Nord Cameroun : saisie d’explosifs à Garoua et Guider dans un climat post-électoral sous tension

La région du Nord Cameroun est en état d’alerte depuis la fin du scrutin présidentiel. Alors que des affrontements ont éclaté ces derniers jours entre manifestants et forces de l’ordre, les services de sécurité viennent d’opérer une importante saisie d’armes et de matériel explosif, confirmant la gravité du climat sécuritaire actuel.

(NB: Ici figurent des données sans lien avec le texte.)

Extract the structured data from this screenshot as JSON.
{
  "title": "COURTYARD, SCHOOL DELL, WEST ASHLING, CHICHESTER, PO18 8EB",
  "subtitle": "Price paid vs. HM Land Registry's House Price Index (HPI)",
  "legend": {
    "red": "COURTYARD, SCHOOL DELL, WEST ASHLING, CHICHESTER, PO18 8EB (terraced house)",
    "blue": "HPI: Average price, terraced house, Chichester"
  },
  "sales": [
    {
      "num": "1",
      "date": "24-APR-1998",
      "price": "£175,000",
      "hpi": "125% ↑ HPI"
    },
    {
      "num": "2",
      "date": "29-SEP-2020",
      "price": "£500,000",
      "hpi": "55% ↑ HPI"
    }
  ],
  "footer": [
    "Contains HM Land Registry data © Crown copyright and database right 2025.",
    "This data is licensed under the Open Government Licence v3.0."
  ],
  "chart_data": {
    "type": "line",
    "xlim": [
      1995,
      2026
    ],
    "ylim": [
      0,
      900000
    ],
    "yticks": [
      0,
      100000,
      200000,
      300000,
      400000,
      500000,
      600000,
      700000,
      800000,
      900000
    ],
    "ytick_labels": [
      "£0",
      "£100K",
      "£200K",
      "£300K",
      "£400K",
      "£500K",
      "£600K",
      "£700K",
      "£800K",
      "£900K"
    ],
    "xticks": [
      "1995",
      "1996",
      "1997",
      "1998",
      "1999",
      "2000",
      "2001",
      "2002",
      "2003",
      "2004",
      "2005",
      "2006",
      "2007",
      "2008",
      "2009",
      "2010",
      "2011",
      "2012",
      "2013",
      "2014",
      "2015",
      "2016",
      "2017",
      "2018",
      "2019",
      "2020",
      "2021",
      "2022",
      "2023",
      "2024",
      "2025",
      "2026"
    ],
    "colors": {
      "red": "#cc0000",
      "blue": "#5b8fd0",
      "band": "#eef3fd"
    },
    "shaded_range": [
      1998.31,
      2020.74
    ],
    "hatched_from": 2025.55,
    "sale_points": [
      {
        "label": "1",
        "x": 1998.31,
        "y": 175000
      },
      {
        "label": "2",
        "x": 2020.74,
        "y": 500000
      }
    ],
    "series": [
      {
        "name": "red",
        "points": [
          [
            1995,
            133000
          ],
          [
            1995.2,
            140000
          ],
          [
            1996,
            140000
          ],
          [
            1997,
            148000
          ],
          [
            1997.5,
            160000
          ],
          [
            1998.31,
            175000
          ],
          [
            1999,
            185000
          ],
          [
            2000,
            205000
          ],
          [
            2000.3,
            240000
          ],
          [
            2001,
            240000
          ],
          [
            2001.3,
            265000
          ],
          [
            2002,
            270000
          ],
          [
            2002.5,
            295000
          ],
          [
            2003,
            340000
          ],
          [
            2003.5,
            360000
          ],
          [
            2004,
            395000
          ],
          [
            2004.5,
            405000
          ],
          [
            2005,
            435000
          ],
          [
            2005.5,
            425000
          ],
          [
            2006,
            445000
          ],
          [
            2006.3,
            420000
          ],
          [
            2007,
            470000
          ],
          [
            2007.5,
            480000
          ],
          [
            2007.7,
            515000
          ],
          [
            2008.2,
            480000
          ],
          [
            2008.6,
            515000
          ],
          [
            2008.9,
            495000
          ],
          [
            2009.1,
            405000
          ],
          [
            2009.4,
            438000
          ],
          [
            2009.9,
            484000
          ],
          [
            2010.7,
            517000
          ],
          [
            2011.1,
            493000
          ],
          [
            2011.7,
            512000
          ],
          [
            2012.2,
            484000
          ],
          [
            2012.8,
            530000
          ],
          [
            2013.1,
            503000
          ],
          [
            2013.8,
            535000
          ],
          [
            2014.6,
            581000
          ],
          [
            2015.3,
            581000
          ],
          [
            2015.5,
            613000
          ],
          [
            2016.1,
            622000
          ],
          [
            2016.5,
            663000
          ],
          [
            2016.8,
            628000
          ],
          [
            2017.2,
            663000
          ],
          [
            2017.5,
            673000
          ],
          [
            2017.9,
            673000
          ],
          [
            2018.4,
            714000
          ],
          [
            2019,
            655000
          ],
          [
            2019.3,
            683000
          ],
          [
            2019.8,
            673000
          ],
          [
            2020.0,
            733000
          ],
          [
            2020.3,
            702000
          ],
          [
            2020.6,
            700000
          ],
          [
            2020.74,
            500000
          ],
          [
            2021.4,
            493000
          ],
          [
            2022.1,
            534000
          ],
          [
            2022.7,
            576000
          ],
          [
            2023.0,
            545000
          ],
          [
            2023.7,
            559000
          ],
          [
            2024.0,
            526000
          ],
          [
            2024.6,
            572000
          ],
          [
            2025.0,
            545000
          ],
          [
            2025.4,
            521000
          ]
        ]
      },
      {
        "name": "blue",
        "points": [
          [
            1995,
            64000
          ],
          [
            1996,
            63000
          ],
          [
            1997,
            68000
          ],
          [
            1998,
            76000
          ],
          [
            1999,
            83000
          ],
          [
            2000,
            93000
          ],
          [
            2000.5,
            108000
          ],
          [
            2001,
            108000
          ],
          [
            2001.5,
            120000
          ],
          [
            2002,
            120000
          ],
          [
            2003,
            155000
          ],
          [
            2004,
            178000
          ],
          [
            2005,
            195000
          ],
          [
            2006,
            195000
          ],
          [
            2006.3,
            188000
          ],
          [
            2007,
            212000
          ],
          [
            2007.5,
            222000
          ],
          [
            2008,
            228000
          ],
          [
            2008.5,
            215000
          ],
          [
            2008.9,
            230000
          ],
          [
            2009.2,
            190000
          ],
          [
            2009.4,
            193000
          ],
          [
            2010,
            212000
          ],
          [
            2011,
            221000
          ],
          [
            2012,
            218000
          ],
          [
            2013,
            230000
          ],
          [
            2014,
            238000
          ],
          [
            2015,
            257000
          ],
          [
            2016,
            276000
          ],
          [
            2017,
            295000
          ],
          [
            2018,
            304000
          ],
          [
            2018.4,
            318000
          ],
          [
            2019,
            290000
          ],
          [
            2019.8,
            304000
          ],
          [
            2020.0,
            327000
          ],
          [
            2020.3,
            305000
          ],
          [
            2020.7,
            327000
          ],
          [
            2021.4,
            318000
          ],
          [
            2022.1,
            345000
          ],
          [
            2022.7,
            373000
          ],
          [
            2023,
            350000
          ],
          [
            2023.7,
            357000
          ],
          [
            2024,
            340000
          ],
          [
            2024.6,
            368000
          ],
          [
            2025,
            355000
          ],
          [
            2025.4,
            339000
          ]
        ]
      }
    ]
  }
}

Selon les autorités régionales, les forces conjointes de la Police et de la Gendarmerie ont intercepté, au cours des trois dernières semaines, une cargaison suspecte comprenant 150 bâtons d’explosifs, 15 détonateurs électriques, plusieurs bidons d’ammoniaque et un appareil exploseur. Ces saisies ont été effectuées dans les villes de Garoua et Guider, deux localités stratégiques du Nord où la tension politique s’est particulièrement accentuée depuis la publication des résultats provisoires de l’élection présidentielle.
Les premiers éléments de l’enquête laissent penser à une tentative d’introduction de matériel à usage criminel dans un contexte de troubles civils. Les forces de sécurité n’excluent pas la piste de réseaux clandestins cherchant à profiter du désordre politique pour semer la panique. Des perquisitions ciblées ont permis de mettre la main sur plusieurs suspects, actuellement en garde à vue pour nécessité d’enquête.
Les autorités provinciales insistent sur le caractère préoccupant de ces découvertes, alors que la région du Nord a connu ces derniers jours des heurts entre manifestants et forces de l’ordre, marqués notamment par l’incendie d’un véhicule de sécurité à Garoua. Ces incidents ont renforcé la présence des patrouilles mixtes dans les principales artères de la ville et autour des bâtiments administratifs jugés sensibles.
Le gouverneur de la région, appuyé par le haut commandement militaire, a ordonné un renforcement des contrôles aux entrées et sorties du territoire régional. Les postes de contrôle ont été multipliés, notamment sur les axes reliant Garoua à Guider, Pitoa et Figuil. L’objectif est d’éviter toute circulation illégale de produits dangereux et de neutraliser d’éventuelles menaces à la sécurité nationale.
Les populations, déjà inquiètes, se disent partagées entre la peur et la vigilance. Dans les marchés et les quartiers populaires, les discussions tournent autour de la situation politique et des rumeurs de nouvelles arrestations. Les leaders communautaires appellent au calme et à la coopération avec les forces de l’ordre. Des messages radio et des communiqués officiels insistent sur la nécessité de signaler tout comportement suspect ou toute présence inhabituelle dans les zones rurales.
Cette saisie d’explosifs remet en lumière la fragilité sécuritaire du Nord Cameroun, une région frontalière qui a déjà connu par le passé des infiltrations d’éléments hostiles et des activités liées à la contrebande. La vigilance des services de renseignement demeure cruciale pour prévenir tout basculement. Les autorités locales rappellent que les actes de déstabilisation, quels qu’en soient les auteurs, seront sévèrement sanctionnés conformément à la loi.
Dans ce contexte, le gouvernement appelle à la retenue, à la paix et au respect des institutions. Les enquêtes se poursuivent pour déterminer l’origine du matériel explosif et les motivations réelles des individus impliqués. Les experts en sécurité évoquent la possibilité d’une instrumentalisation de la colère post-électorale par des acteurs cherchant à exploiter la confusion politique pour des desseins destructeurs.
Alors que le Cameroun attend toujours la proclamation officielle des résultats de l’élection présidentielle, la situation dans le Nord reste sous haute surveillance. La découverte de ces explosifs vient rappeler la nécessité de conjuguer fermeté et dialogue pour éviter toute dérive violente. Le défi pour les autorités est double : restaurer la confiance des populations et maintenir l’ordre sans alimenter de nouvelles tensions.
Le pays se trouve à un moment délicat où chaque région devient un indicateur de stabilité ou de fragilité. Le Nord, par sa position stratégique et sa densité démographique, reste une priorité absolue dans le dispositif de sécurité nationale. Les prochaines semaines seront décisives pour rétablir le calme et consolider la paix sociale dans une zone désormais sous surveillance renforcée.